The subject matter claimed herein is not limited to embodiments that solve any disadvantages or that operate only in environments such as those described above. Rather, this background is only provided to illustrate one example technology area where some embodiments described herein may be practiced.
According to an aspect of an embodiment, a receiver circuit is provided. The receiver circuit may include an amplifying circuit. The amplifying circuit may include an input node, an output node, and a feedback loop coupled between the input node and the output node. The feedback loop may include a first inductor. The amplifying circuit may be configured to receive a current signal on the input node and to output a voltage signal based on the current signal on the output node. The receiver circuit may also include a second inductor with a first node coupled to the input node of the amplifying circuit.
The object and advantages of the embodiments will be realized and achieved at least by the elements, features, and combinations particularly pointed out in the claims.
It is to be understood that both the foregoing general description and the following detailed description are exemplary and explanatory and are not restrictive of the invention, as claimed.
Example embodiments will be described and explained with additional specificity and detail through the use of the accompanying drawings in which:
According to an aspect of an embodiment, an optical receiver is disclosed that includes a transimpedance amplifier and that has a reduced return loss over an extended bandwidth. The reduced return loss over an extended bandwidth of the optical receiver may be a result of the optical receiver including an inductor that is coupled to an input node of transimpedance amplifier.
Embodiments of the present invention will be explained with reference to the accompanying drawings.
The amplifying circuit 110 may include an amplifier 111, an input node 112, an output node 114, and a feedback loop 116 that couples the input node 112 to the output node 114. The feedback loop 116 may include a resistance 118, such as one or more resistors or other components that offer resistance, such as a body of a transistor, and the first inductor 120. The first inductor 120 may be coupled to the input node 112, the resistance 118 may be coupled to the output node 114, and the first inductor 120 and the resistance 118 may be coupled together.
The amplifying circuit 110 may be configured as a transimpedance amplifying circuit. In these and other embodiments, the amplifying circuit 110 may be configured to receive a current signal at the input node 112 and to output a voltage signal on the output node 114 that is based on the current signal and a gain or amplification factor of the amplifying circuit 110. The amplifying circuit 110 may convert the current signal at the input node 112 to the voltage signal at the output node 114 using the resistance 118 in the feedback loop 116. In short, a current related to the current signal may pass through the resistance 118 to generate the voltage signal at the output node 114. In some embodiments, a gain of the amplifying circuit 110 may be positive, negative, or zero.

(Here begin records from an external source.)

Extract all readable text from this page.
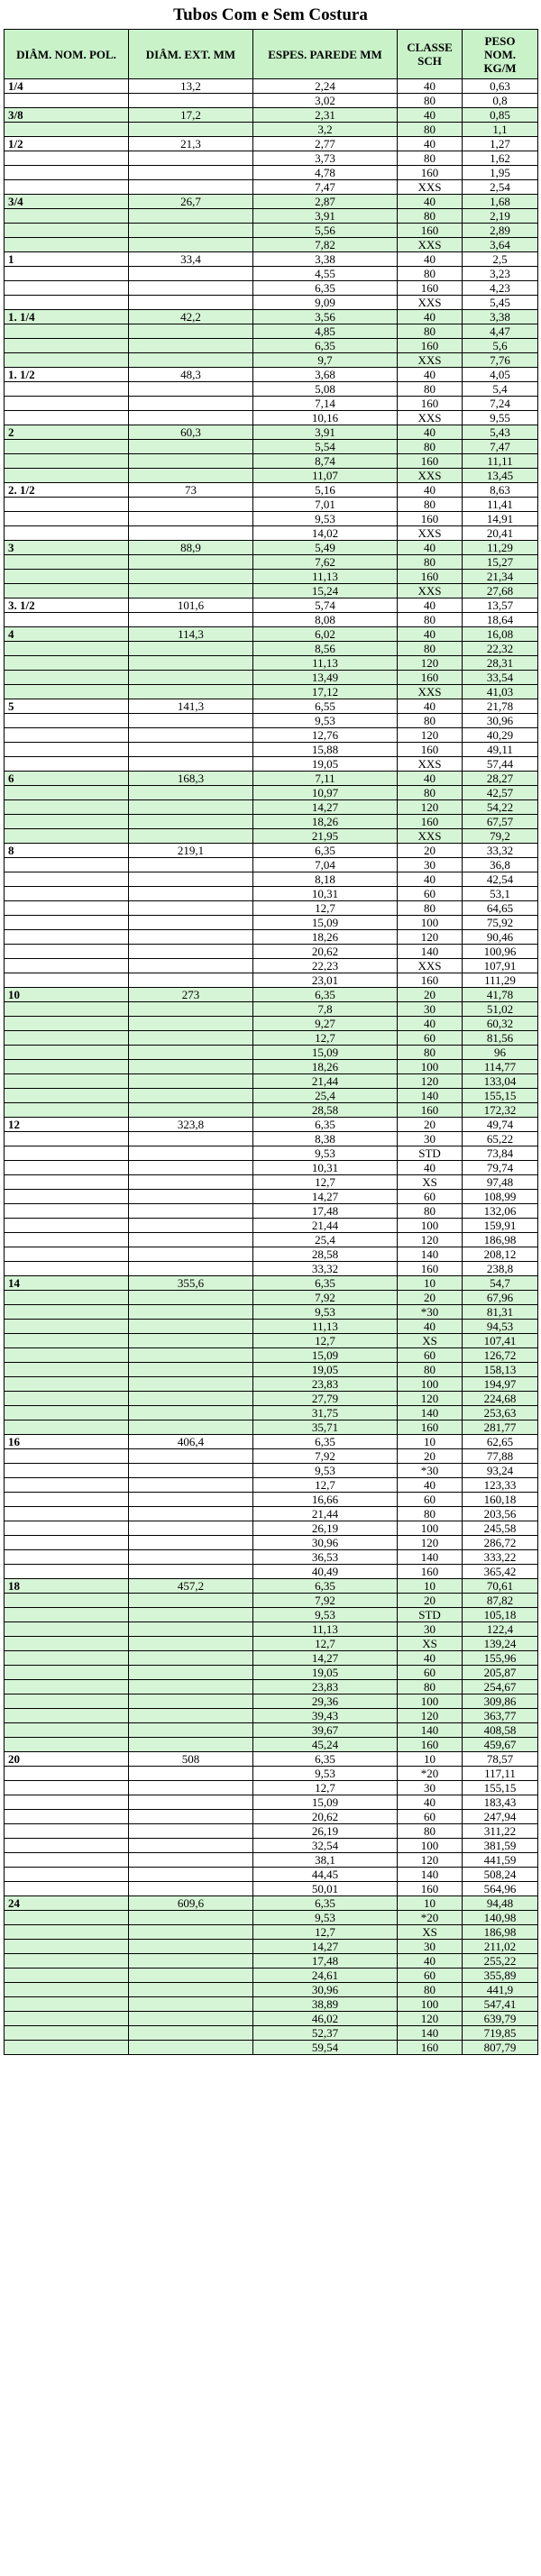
Tubos Com e Sem Costura
DIÂM. NOM. POL.	DIÂM. EXT. MM	ESPES. PAREDE MM	CLASSE SCH	PESO
NOM.
KG/M

1/4	13,2	2,24	40	0,63
		3,02	80	0,8
3/8	17,2	2,31	40	0,85
		3,2	80	1,1
1/2	21,3	2,77	40	1,27
		3,73	80	1,62
		4,78	160	1,95
		7,47	XXS	2,54
3/4	26,7	2,87	40	1,68
		3,91	80	2,19
		5,56	160	2,89
		7,82	XXS	3,64
1	33,4	3,38	40	2,5
		4,55	80	3,23
		6,35	160	4,23
		9,09	XXS	5,45
1. 1/4	42,2	3,56	40	3,38
		4,85	80	4,47
		6,35	160	5,6
		9,7	XXS	7,76
1. 1/2	48,3	3,68	40	4,05
		5,08	80	5,4
		7,14	160	7,24
		10,16	XXS	9,55
2	60,3	3,91	40	5,43
		5,54	80	7,47
		8,74	160	11,11
		11,07	XXS	13,45
2. 1/2	73	5,16	40	8,63
		7,01	80	11,41
		9,53	160	14,91
		14,02	XXS	20,41
3	88,9	5,49	40	11,29
		7,62	80	15,27
		11,13	160	21,34
		15,24	XXS	27,68
3. 1/2	101,6	5,74	40	13,57
		8,08	80	18,64
4	114,3	6,02	40	16,08
		8,56	80	22,32
		11,13	120	28,31
		13,49	160	33,54
		17,12	XXS	41,03
5	141,3	6,55	40	21,78
		9,53	80	30,96
		12,76	120	40,29
		15,88	160	49,11
		19,05	XXS	57,44
6	168,3	7,11	40	28,27
		10,97	80	42,57
		14,27	120	54,22
		18,26	160	67,57
		21,95	XXS	79,2
8	219,1	6,35	20	33,32
		7,04	30	36,8
		8,18	40	42,54
		10,31	60	53,1
		12,7	80	64,65
		15,09	100	75,92
		18,26	120	90,46
		20,62	140	100,96
		22,23	XXS	107,91
		23,01	160	111,29
10	273	6,35	20	41,78
		7,8	30	51,02
		9,27	40	60,32
		12,7	60	81,56
		15,09	80	96
		18,26	100	114,77
		21,44	120	133,04
		25,4	140	155,15
		28,58	160	172,32
12	323,8	6,35	20	49,74
		8,38	30	65,22
		9,53	STD	73,84
		10,31	40	79,74
		12,7	XS	97,48
		14,27	60	108,99
		17,48	80	132,06
		21,44	100	159,91
		25,4	120	186,98
		28,58	140	208,12
		33,32	160	238,8
14	355,6	6,35	10	54,7
		7,92	20	67,96
		9,53	*30	81,31
		11,13	40	94,53
		12,7	XS	107,41
		15,09	60	126,72
		19,05	80	158,13
		23,83	100	194,97
		27,79	120	224,68
		31,75	140	253,63
		35,71	160	281,77
16	406,4	6,35	10	62,65
		7,92	20	77,88
		9,53	*30	93,24
		12,7	40	123,33
		16,66	60	160,18
		21,44	80	203,56
		26,19	100	245,58
		30,96	120	286,72
		36,53	140	333,22
		40,49	160	365,42
18	457,2	6,35	10	70,61
		7,92	20	87,82
		9,53	STD	105,18
		11,13	30	122,4
		12,7	XS	139,24
		14,27	40	155,96
		19,05	60	205,87
		23,83	80	254,67
		29,36	100	309,86
		39,43	120	363,77
		39,67	140	408,58
		45,24	160	459,67
20	508	6,35	10	78,57
		9,53	*20	117,11
		12,7	30	155,15
		15,09	40	183,43
		20,62	60	247,94
		26,19	80	311,22
		32,54	100	381,59
		38,1	120	441,59
		44,45	140	508,24
		50,01	160	564,96
24	609,6	6,35	10	94,48
		9,53	*20	140,98
		12,7	XS	186,98
		14,27	30	211,02
		17,48	40	255,22
		24,61	60	355,89
		30,96	80	441,9
		38,89	100	547,41
		46,02	120	639,79
		52,37	140	719,85
		59,54	160	807,79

A first side of the second inductor 122 may be coupled to the input node 112. A second side of the second inductor 122 may be configured coupled to an input node 102 of the receiver circuit 100 and configured to receive a current signal that may be provided to the amplifying circuit 110.
In some embodiments, the inductances of the second inductor 122 and the first inductor 120 may be related based on the gain of the amplifying circuit 110. For example, in some embodiments, the inductance of the second inductor 122 may be approximately equal to the inductance of the first inductor 120 divided by the gain of amplifying circuit 110. Configuring the inductance of the second inductor 122 to be approximately equal to the inductance of the first inductor 120 divided by the gain of amplifying circuit 110 may allow more inductive coupling between the first and second inductors 120 and 122. Increased inductive coupling between the first and second inductors 120 and 122 may increase an effective inductance of each of the first and second inductors 120 and 122 during operation, allowing for the actual inductance of each of the first and second inductors 120 and 122 to be reduced. Reducing the actual inductance of each of the first and second inductors 120 and 122 may allow for the physical size of the first and second inductors 120 and 122 to be reduced.

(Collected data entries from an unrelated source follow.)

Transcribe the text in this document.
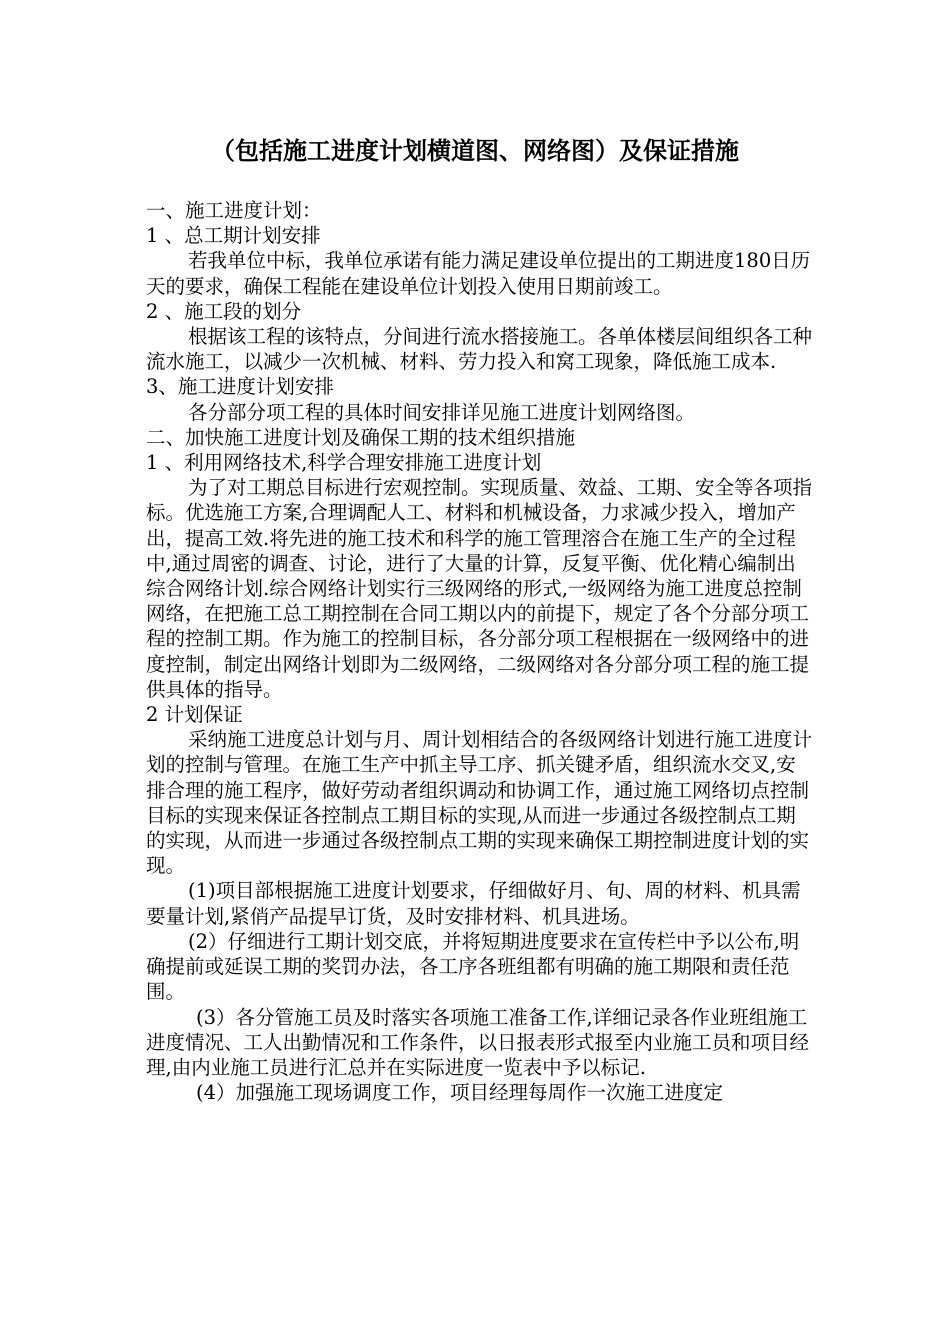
（包括施工进度计划横道图、网络图）及保证措施

一、施工进度计划：

1 、总工期计划安排

若我单位中标，我单位承诺有能力满足建设单位提出的工期进度180日历天的要求，确保工程能在建设单位计划投入使用日期前竣工。

2 、施工段的划分

根据该工程的该特点，分间进行流水搭接施工。各单体楼层间组织各工种流水施工，以减少一次机械、材料、劳力投入和窝工现象，降低施工成本.

3、施工进度计划安排

各分部分项工程的具体时间安排详见施工进度计划网络图。

二、加快施工进度计划及确保工期的技术组织措施

1 、利用网络技术,科学合理安排施工进度计划

为了对工期总目标进行宏观控制。实现质量、效益、工期、安全等各项指标。优选施工方案,合理调配人工、材料和机械设备，力求减少投入，增加产出，提高工效.将先进的施工技术和科学的施工管理溶合在施工生产的全过程中,通过周密的调查、讨论，进行了大量的计算，反复平衡、优化精心编制出综合网络计划.综合网络计划实行三级网络的形式,一级网络为施工进度总控制网络，在把施工总工期控制在合同工期以内的前提下，规定了各个分部分项工程的控制工期。作为施工的控制目标，各分部分项工程根据在一级网络中的进度控制，制定出网络计划即为二级网络，二级网络对各分部分项工程的施工提供具体的指导。

2 计划保证

采纳施工进度总计划与月、周计划相结合的各级网络计划进行施工进度计划的控制与管理。在施工生产中抓主导工序、抓关键矛盾，组织流水交叉,安排合理的施工程序，做好劳动者组织调动和协调工作，通过施工网络切点控制目标的实现来保证各控制点工期目标的实现,从而进一步通过各级控制点工期的实现，从而进一步通过各级控制点工期的实现来确保工期控制进度计划的实现。

(1)项目部根据施工进度计划要求，仔细做好月、旬、周的材料、机具需要量计划,紧俏产品提早订货，及时安排材料、机具进场。

(2）仔细进行工期计划交底，并将短期进度要求在宣传栏中予以公布,明确提前或延误工期的奖罚办法，各工序各班组都有明确的施工期限和责任范围。

(3）各分管施工员及时落实各项施工准备工作,详细记录各作业班组施工进度情况、工人出勤情况和工作条件，以日报表形式报至内业施工员和项目经理,由内业施工员进行汇总并在实际进度一览表中予以标记.

(4）加强施工现场调度工作，项目经理每周作一次施工进度定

In some embodiments, the first and second inductors 120 and 122 may be selected to have resonant frequencies that are higher than a highest frequency of a current signal received at the input node 102 of the receiver circuit 100. The first and second inductors 120 and 122 having resonant frequencies higher than a highest frequency of a current signal provided to the receiver circuit 100 may reduce an ability of the first and/or second inductors 120 and 122 to resonate and to introduce abnormalities in the voltage signal output by the amplifying circuit 110. In some embodiments, each of or only one of the first and second inductors 120 and 122 may be monolithic inductors.
Combining the amplifying circuit 110 and the second inductor 122 as described may result in benefits for the receiver circuit 100. For example, the second inductor 122 may help to reduce return loss of the receiver circuit 100 over a broader bandwidth of frequencies. Return loss may be a result of impedance mismatches between coupled components. For example, an impedance mismatch may occur between a trace (not illustrated) and the input node 102 of the receiver circuit 100. An impedance mismatch may cause one or more signal reflections of a signal traveling between the components. The signal reflections may distort the signal and/or result in signal loss. The result of signal reflections on signals may be quantified as a return loss of the signals. Reducing the return loss of the receiver circuit 100 over a broader bandwidth of frequencies may be referred to herein as extending the return loss bandwidth of the receiver circuit 100. Extending the return loss bandwidth of the receiver circuit 100 may result in a cleaner, e.g., less distorted, signal being provided to the amplifying circuit 110 and thus a better output signal by the amplifying circuit 110 on the output node 114 over a larger bandwidth.
To extend the return loss bandwidth of the receiver circuit 100, the input impedance of the receiver circuit 100 at the input node 102 may be maintained at a specified value over a larger range of frequencies (bandwidth). Maintaining the input impedance of the receiver circuit 100 at the input node 102 at the specified value over a larger bandwidth may allow the input impedance of the receiver circuit 100 to approximate an impedance of a component, such as a trace, coupled to the receiver circuit 100 over a larger bandwidth. Approximating an impedance of a component coupled to the receiver circuit 100 may reduce reflections of signals passing from the component to the receiver circuit 100 and thus may reduce a return loss of the receiver circuit 100.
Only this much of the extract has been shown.